>>> Emerging (1 of 1) app-portage/layman-2.3.0::gentoo * layman-2.3.0.tar.gz SHA256 SHA512 WHIRLPOOL size ;-) ... [ ok ] >>> Unpacking source... >>> Unpacking layman-2.3.0.tar.gz to /var/tmp/portage/app-portage/layman-2.3.0/work >>> Source unpacked in /var/tmp/portage/app-portage/layman-2.3.0/work >>> Preparing source in /var/tmp/portage/app-portage/layman-2.3.0/work/layman-2.3.0 ... python setup.py setup_plugins !!! Layman API imports failed.Traceback (most recent call last): File "setup.py", line 12, in <module> from layman.version import VERSION File "./layman/__init__.py", line 13, in <module> from layman.api import LaymanAPI File "./layman/api.py", line 25, in <module> from layman.remotedb import RemoteDB File "./layman/remotedb.py", line 46, in <module> from sslfetch.connections import Connector ImportError: No module named 'sslfetch' Reproducible: Always
2 options, Since ssl-fetch is likely merged now, just re-emerge layman-2.3.0. I have already fixed DEPENDS to ensure ssl-fetch is merged before layman is started. If you re-sync the ebuild has been fixed.
I have dev-python/ssl-fetch-0.3 installed, but layman still won't build due to this error.
*** Bug 539966 has been marked as a duplicate of this bug. ***
(In reply to PM from comment #2) > I have dev-python/ssl-fetch-0.3 installed, but layman still won't build due > to this error. This seems odd/unlikely. Can you attach a full build.log for layman-2.3.0 and a comment with the output of "qlist ssl-fetch"?
OK, I can reproduce the error when the eselected python version doesn't not match a python version in PYTHON_COMPAT for ssl-fetch and layman. I'll work on a fix. BUT you should be running a common list of python versions to install portage, layman, and other portage tools into.
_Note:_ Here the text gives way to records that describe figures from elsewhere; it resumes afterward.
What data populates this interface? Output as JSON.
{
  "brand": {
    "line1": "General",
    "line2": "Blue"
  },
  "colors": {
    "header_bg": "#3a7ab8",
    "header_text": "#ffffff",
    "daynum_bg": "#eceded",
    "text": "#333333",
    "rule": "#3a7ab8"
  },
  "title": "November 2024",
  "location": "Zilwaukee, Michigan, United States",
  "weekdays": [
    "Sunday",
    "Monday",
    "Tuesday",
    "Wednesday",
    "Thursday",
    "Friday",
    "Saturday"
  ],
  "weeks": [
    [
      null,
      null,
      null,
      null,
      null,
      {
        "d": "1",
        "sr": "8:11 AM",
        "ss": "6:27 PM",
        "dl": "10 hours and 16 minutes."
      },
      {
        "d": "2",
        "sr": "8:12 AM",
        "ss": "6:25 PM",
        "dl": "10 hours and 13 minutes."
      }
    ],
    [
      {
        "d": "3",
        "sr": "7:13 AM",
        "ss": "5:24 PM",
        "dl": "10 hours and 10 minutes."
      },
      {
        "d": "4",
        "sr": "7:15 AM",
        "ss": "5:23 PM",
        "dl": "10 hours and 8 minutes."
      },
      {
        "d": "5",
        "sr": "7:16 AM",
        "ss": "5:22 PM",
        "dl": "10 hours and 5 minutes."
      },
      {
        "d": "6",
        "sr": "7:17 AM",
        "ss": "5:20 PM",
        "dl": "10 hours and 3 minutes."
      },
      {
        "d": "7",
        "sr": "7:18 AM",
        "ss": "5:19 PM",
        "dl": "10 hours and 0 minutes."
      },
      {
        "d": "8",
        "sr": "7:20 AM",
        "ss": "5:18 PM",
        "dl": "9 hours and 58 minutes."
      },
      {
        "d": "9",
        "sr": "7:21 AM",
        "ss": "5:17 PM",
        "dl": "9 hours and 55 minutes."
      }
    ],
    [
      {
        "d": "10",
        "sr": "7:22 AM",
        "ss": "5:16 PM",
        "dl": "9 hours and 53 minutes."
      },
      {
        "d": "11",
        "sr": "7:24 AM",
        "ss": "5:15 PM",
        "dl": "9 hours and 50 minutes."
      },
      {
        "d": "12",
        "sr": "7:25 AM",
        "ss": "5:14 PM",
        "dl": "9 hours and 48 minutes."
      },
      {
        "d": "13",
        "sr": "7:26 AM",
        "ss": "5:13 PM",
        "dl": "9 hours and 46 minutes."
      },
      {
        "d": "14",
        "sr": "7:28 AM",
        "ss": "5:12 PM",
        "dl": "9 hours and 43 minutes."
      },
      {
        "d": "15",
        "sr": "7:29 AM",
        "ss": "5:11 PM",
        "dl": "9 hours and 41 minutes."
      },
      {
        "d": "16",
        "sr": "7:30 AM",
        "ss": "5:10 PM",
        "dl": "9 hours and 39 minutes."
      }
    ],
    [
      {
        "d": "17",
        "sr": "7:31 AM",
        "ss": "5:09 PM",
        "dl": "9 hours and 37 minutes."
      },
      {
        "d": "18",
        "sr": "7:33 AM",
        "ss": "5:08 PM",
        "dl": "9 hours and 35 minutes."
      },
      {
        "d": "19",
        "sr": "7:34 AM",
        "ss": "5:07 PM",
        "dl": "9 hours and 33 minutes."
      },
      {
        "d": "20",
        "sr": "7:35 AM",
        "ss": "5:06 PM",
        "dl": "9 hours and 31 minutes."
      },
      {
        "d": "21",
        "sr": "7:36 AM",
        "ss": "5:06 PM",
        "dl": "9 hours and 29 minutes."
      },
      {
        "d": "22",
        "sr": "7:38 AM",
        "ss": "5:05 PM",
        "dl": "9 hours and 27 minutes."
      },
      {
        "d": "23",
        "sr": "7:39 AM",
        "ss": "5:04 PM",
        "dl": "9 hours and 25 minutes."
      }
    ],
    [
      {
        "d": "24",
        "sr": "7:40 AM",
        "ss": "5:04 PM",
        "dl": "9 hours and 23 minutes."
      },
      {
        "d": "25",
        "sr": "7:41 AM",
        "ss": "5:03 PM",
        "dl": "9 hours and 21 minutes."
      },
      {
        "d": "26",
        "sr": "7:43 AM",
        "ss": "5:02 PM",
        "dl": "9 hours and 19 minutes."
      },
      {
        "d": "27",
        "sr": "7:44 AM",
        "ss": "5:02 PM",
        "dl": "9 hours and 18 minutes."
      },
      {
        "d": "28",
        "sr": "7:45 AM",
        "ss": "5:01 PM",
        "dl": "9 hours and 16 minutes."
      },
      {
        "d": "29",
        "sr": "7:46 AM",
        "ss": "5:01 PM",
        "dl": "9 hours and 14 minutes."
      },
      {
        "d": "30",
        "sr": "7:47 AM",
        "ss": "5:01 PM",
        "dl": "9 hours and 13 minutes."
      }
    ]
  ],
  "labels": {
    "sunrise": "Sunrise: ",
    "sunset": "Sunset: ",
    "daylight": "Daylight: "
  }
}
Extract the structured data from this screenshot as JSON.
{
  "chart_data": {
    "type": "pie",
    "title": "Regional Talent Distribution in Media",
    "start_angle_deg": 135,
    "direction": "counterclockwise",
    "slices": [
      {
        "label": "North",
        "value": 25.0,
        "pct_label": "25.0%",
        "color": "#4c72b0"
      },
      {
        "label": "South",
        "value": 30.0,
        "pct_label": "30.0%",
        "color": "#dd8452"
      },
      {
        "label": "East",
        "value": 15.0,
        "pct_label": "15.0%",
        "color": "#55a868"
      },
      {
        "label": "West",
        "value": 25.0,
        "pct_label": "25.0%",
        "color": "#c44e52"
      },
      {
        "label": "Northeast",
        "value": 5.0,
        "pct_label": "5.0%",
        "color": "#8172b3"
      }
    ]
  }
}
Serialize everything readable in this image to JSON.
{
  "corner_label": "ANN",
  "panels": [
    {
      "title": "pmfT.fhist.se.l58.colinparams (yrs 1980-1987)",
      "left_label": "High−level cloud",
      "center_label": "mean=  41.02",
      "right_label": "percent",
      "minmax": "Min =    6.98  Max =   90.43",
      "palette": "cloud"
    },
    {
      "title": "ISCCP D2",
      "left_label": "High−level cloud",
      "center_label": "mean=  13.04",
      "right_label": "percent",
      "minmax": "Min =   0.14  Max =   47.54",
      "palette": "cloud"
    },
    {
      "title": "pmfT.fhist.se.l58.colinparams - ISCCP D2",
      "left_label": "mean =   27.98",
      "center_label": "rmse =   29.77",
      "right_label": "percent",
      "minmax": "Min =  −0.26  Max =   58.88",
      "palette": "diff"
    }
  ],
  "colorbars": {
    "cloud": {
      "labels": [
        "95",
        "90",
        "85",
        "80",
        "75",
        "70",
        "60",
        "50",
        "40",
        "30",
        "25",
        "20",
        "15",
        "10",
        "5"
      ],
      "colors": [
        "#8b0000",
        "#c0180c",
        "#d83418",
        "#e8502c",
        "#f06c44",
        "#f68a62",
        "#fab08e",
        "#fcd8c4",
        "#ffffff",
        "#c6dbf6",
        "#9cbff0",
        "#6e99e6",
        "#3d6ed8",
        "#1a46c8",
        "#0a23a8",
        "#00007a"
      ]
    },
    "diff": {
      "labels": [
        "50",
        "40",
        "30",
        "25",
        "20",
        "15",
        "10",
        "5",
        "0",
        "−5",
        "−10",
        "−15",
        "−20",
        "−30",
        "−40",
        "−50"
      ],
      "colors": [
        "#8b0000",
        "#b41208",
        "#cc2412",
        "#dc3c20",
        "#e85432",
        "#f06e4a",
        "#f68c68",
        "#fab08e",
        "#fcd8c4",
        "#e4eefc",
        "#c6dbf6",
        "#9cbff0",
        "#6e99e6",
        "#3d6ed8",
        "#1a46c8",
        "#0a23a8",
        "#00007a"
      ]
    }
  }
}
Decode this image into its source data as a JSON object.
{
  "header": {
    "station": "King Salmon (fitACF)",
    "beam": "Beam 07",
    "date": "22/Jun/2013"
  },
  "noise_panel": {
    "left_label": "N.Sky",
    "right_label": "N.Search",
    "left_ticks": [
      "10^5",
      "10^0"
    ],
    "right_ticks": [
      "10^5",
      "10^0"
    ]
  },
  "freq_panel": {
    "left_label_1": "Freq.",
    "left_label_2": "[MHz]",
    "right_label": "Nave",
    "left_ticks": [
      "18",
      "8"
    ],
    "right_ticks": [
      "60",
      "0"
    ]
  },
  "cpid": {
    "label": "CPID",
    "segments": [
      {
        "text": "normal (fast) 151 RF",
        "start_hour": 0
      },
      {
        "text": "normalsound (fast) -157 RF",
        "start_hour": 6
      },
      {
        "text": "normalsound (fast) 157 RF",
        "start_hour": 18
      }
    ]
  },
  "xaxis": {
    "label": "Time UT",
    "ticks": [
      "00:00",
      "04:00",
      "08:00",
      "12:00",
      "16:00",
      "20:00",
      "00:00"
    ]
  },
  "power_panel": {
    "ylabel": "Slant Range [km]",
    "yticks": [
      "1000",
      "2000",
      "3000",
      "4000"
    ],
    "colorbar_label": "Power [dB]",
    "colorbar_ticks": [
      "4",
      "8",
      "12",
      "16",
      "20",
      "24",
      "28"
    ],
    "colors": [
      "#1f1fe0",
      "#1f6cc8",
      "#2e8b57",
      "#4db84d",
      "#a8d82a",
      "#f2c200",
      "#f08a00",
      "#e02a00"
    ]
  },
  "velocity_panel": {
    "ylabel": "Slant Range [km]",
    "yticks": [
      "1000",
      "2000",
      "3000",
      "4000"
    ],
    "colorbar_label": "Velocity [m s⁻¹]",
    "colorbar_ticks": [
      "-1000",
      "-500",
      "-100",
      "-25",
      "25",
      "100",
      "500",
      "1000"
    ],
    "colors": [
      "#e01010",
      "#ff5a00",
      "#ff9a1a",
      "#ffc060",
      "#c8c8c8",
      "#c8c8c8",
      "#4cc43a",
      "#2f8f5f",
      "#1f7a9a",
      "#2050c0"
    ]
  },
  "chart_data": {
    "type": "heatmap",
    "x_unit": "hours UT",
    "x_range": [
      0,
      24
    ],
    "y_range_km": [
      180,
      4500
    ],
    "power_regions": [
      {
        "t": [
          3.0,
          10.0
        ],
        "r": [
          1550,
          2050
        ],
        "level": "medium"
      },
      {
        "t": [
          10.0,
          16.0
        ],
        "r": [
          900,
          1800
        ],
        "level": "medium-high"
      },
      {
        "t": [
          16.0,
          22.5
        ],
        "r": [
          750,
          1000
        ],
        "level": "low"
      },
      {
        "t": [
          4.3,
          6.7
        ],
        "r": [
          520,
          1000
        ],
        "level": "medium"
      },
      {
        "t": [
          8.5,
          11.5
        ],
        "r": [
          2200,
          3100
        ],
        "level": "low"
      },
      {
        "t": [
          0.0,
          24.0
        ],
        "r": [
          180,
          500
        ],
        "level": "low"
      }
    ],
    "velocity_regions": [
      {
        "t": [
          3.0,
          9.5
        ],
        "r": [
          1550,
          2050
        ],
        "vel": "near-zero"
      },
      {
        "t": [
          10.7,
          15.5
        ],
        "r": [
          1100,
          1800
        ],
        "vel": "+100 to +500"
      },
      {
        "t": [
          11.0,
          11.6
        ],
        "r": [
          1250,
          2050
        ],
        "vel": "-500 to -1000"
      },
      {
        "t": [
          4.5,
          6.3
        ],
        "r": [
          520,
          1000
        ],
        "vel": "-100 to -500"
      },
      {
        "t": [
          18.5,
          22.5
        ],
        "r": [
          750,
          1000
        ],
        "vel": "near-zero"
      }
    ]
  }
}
Plus you should have one of those versions eselected for normal operations. eselect a non-standard version for certain development testing reasons for some other app, then reset it back.
Yeah, I wasn't aware python 3.4 is still "experimental" or something. Switching to 3.3 by eselect fixed this issue.
Python 3.4 is not experimental, it is stable for many arches already. The problem was you were running py-3.4 but ssl-fetch was not installed to py-3.4 and layman was not set to install to 3.4. You should set all portage tools to the same PYTHON_TARGETS list that you install portage to to avoid these types of problems. But like I said, I'll work on a solution that avoids the issue you encountered.
A possible (todo) fix would be to automatically detect PYTHON_TARGETS (and RUBY_TARGETS). Setting those manually would be supported for special cases. This would avoid future issues like that and simplify setting some things up (single target would still be a thing, obviously). This would prevent future possible issues like this.
No, the solution has been committed to git already. I've moved a master api class out of the init so that it does not cause it to merge all the other modules, just because it wanted to import the version. The next layman release should not have that same problem. To work around the problem for the current layman-2.3.0, make sure you have eselected a python version that layman/ssl-fetch is installing it's modules to.
ssl-fetch does not appear to support python-3.4. I see this message at the end of the build: * Building package for python3.3 only while python3.4 is active. * Please consider switching the active Python 3 interpreter: * * eselect python set --python3 python3.3 * * Please note that after switching the active Python interpreter, * you may need to run 'python-updater' to rebuild affected packages. * * For more information on PYTHON_TARGETS and python.eclass * compatibility, please see the relevant Wiki article [1]. Since py-3.4 has been stable for a while now, any word on when ssl-fetch can build to it?
All ssl-fetch ebuilds have 3.4 enabled and is installed to it on my system. PYTHON_COMPAT=(python{2_7,3_3,3_4} pypy) Perhaps you have a package.mask entry for it somewhere. Please show your "emerge --info ssl-fetch"
It's been two years since this bug has been open. We're well past the point of SSLFetch not being stable or widely used enough. I'm closing this out.